Metro Detroit recently landed a $2.85 million Sustainable Communities grant to help the region become more dense and develop its transit options. Brad Garmon, land programs director at the Michigan Environmental Council, offers a free-thinking approach to connecting the historically disparate forces of housing, land use, and eco-consciousness.

Post 1: Sustainable Communities Aren't Born in Parking Lots

My first impressions of Detroit, back in 2001, were shocking by design. I drove north out of downtown, across the invisible wealth barrier to Grosse Pointe and on up to Metro Beach. The resulting, pit-of-the-stomach knot, I've since decided, comes from imbibing the region's potent cocktail of opportunity and injustice.

I've learned to channel that particular feeling (excitement? anxiety? anger?) into potent moments of tangible optimism, such as the recent day spent with members of the Detroit Chapter of the U.S. Green Building Council –  and community members like the Ford Motor Company and the Sierra Club – envisioning a future downtown Dearborn connected by bike trails, parks, and commuter rail transit.

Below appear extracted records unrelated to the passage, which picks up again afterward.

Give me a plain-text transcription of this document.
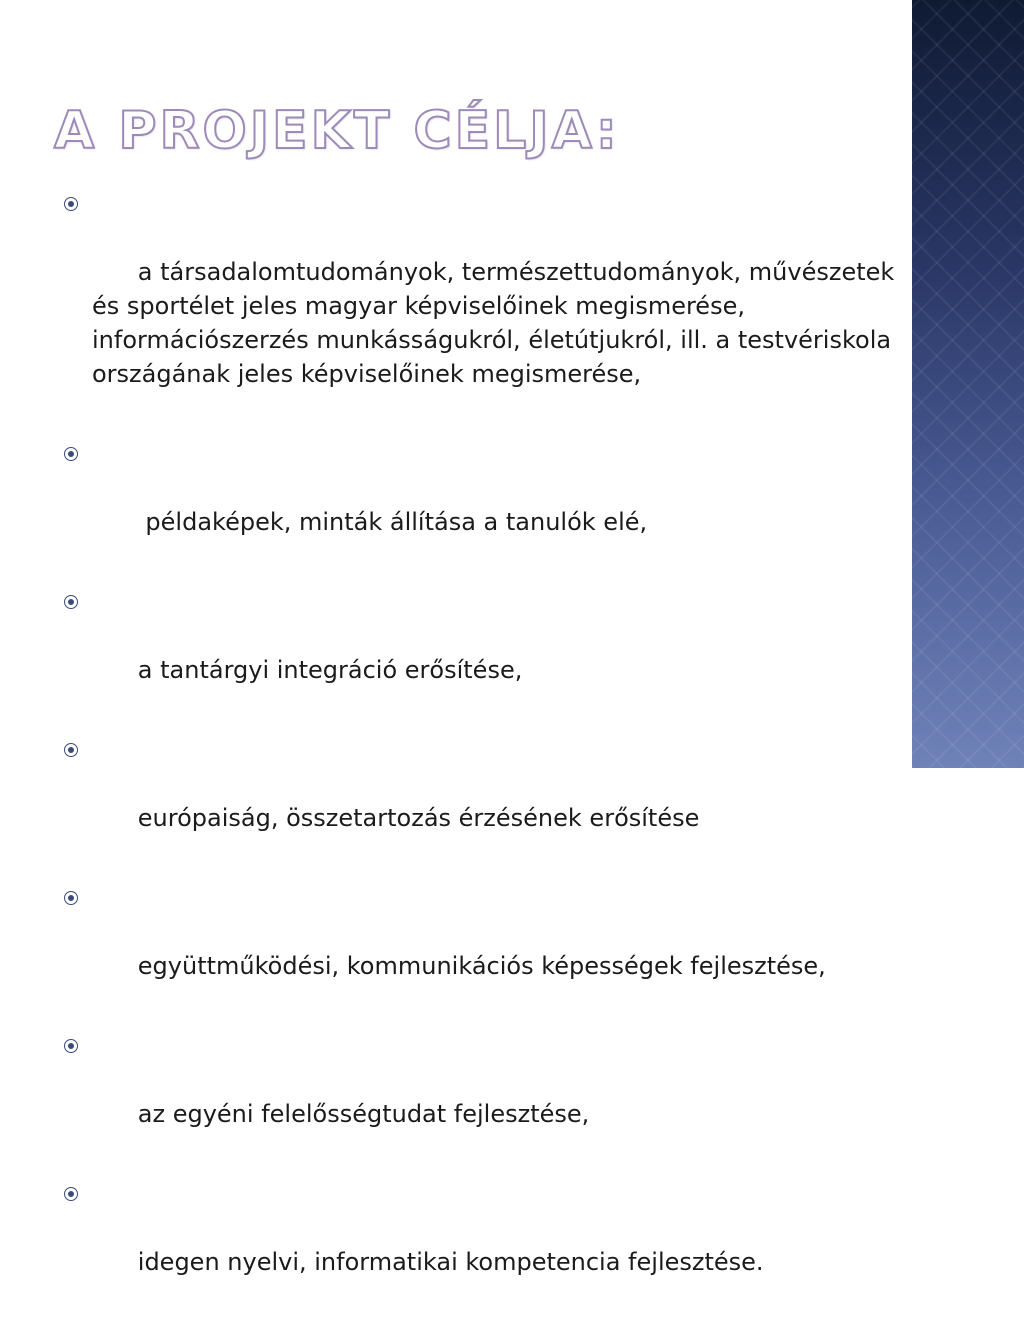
A PROJEKT CÉLJA:

a társadalomtudományok, természettudományok, művészetek és sportélet jeles magyar képviselőinek megismerése, információszerzés munkásságukról, életútjukról, ill. a testvériskola országának jeles képviselőinek megismerése,

példaképek, minták állítása a tanulók elé,

a tantárgyi integráció erősítése,

európaiság, összetartozás érzésének erősítése

együttműködési, kommunikációs képességek fejlesztése,

az egyéni felelősségtudat fejlesztése,

idegen nyelvi, informatikai kompetencia fejlesztése.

My most recent target is the $2.85 million regional planning grant to Metro Detroit that comes through the new federal Partnership for Sustainable Communities program.

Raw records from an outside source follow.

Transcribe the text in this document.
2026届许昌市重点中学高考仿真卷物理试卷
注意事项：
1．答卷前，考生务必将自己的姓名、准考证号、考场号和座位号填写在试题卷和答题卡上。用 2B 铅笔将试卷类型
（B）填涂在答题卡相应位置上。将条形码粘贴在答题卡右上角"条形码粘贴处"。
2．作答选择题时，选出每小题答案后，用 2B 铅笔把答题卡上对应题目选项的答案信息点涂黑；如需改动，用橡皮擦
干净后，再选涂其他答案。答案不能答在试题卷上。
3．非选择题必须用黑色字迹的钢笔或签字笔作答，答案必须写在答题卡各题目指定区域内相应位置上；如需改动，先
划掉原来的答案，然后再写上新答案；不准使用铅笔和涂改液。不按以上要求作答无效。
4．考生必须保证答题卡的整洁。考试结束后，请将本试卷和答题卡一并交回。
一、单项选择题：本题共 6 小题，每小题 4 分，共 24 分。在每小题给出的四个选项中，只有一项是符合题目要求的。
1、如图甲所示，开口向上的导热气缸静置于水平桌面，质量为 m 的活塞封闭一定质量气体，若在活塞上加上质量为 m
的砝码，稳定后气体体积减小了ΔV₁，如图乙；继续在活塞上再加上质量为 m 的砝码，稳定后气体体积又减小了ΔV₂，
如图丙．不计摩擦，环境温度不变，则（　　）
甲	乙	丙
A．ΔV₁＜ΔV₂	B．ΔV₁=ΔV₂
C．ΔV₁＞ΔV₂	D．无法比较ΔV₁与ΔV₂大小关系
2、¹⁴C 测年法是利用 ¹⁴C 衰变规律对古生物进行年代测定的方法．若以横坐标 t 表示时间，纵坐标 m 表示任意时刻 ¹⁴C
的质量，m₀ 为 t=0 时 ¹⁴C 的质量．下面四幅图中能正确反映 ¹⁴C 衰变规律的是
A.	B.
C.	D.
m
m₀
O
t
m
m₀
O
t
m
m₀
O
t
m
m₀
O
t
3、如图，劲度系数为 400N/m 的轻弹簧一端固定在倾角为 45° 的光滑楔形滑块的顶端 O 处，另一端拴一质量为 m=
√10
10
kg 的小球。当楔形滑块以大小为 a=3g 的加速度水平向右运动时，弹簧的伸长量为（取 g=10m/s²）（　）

Here's what this grant means to us if it's handled well: Southeast Michigan emerges in the next few decades with a world-class and prosperous core city, uniquely breathtaking neighborhoods, and a wide range of healthy, diverse communities in both city and suburbs.

How? By focusing the region on place-making; targeting a few vital infrastructure investments; and undertaking a radical strategy of deeply networked collaboration.

The transformation comes much more easily, without drama or trauma, than most of our region's leaders believed possible. Investors and researchers like the University of Michigan's Christopher Leinberger agree that there's a pent-up market demand for dense, walkable neighborhoods served by transit. It isn't like waging a battle; it's like opening the front door.

Why? Because government sets the table. Not by cutting taxes and regulation and services, but by cultivating a shared vision for our regionally significant assets and places; by making a few really strategic investments in vital infrastructure; and by aggressively partnering with private and non-profit agencies in the region to deliver the goods.

That's a tall order for a $2.85 million grant, but in this situation, the grant's aspiration is as important as its content. The money, granted to a regional consortium headed up by the Southeast Michigan Council of Governments (SEMCOG) is part of an innovative federal initiative known as the Partnership for Sustainable Communities.  

That initiative, in turn, is based on the radical notion that public investments in transportation, housing and community development projects ought to be coordinated, and should feed into a clear, regional strategy that points us toward prosperity, equity and sustainability.

Trust me – it still sounds as radical in Washington, D.C. as it does in Metro Detroit.